Smaller docs I do on the client side, but larger ones (>1.5mb) I've found take forever so those process in the backend.



My s3-ocr tool could do that with quite a bit of extra configuration.

https://github.com/simonw/s3-ocr

You would need to upload them all to S3 first though, which is a bit of a pain just to run OCR (that's Textract's fault).

You could try stitching together a bunch of scripts to run the CLI version of Tesseract locally.



The amazing thing here is that this tool is almost all compiled using LLM. This is very exciting. I have been using GPT-4 a lot lately to make tiny utilities. Things I wouldn't have even tried because of how much effort it takes to get started on those simple things.

I always wanted to make a chrome extension for one thing or another, but all the learning involved around the boilerplate always drained the motivation. But with GPT I built the initial POC in an hour and then polished and published it on store even. Recently I compiled some bash and cmd helper scripts, I don't know either of these enough (do know some bash) and don't have it in me to learn them. Specially the windows batch scripts. Using LLM it was matter of an hour to write a script for my need as either a windows batch script or even bash script.

Oh I even used GPT it to write 2-3 AutoHotKey scripts. LLMs are amazing. If you know what you are looking for, you can direct them to your advantage.
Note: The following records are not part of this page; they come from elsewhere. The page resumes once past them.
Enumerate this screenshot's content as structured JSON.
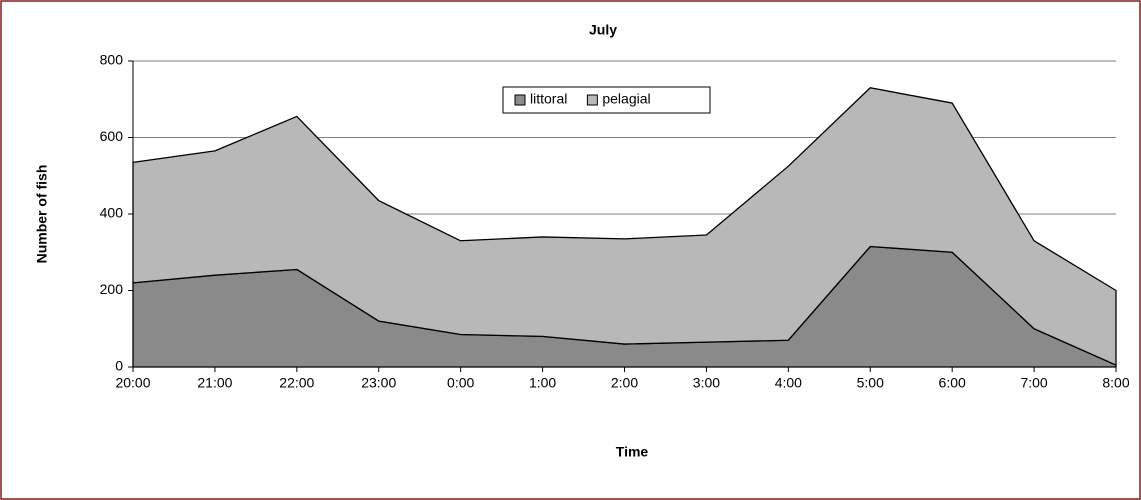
{
  "chart_data": {
    "type": "stacked-area",
    "title": "July",
    "x_label": "Time",
    "y_label": "Number of fish",
    "categories": [
      "20:00",
      "21:00",
      "22:00",
      "23:00",
      "0:00",
      "1:00",
      "2:00",
      "3:00",
      "4:00",
      "5:00",
      "6:00",
      "7:00",
      "8:00"
    ],
    "series": [
      {
        "name": "littoral",
        "color": "#8a8a8a",
        "values": [
          220,
          240,
          255,
          120,
          85,
          80,
          60,
          65,
          70,
          315,
          300,
          100,
          5
        ]
      },
      {
        "name": "pelagial",
        "color": "#b8b8b8",
        "values": [
          315,
          325,
          400,
          315,
          245,
          260,
          275,
          280,
          455,
          415,
          390,
          230,
          195
        ]
      }
    ],
    "ylim": [
      0,
      800
    ],
    "yticks": [
      0,
      200,
      400,
      600,
      800
    ],
    "grid": true,
    "legend": "top"
  }
}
Very exciting to see that people are using LLMs similarly to build things they want and how they want.



Why would that suggest I'm being paid by anyone?

Oh I think I see. No, I'm not being paid to promote LLMs.

The point of my blog post was two-fold: first, to introduce the OCR tool I built. And second, to provide yet another documented example of how I use LLMs in my daily development work.

The tool doesn't use LLMs itself, they were just a useful speed-up in building it.

It's part of a series of posts, see also: https://simonwillison.net/tags/aiassistedprogramming/



For now, I'm still using OCRmyPDF as it maybe slow but incredible usefull.

The files become big but it just works.

If an alternative is quicker / lighter I will use it but it must just works.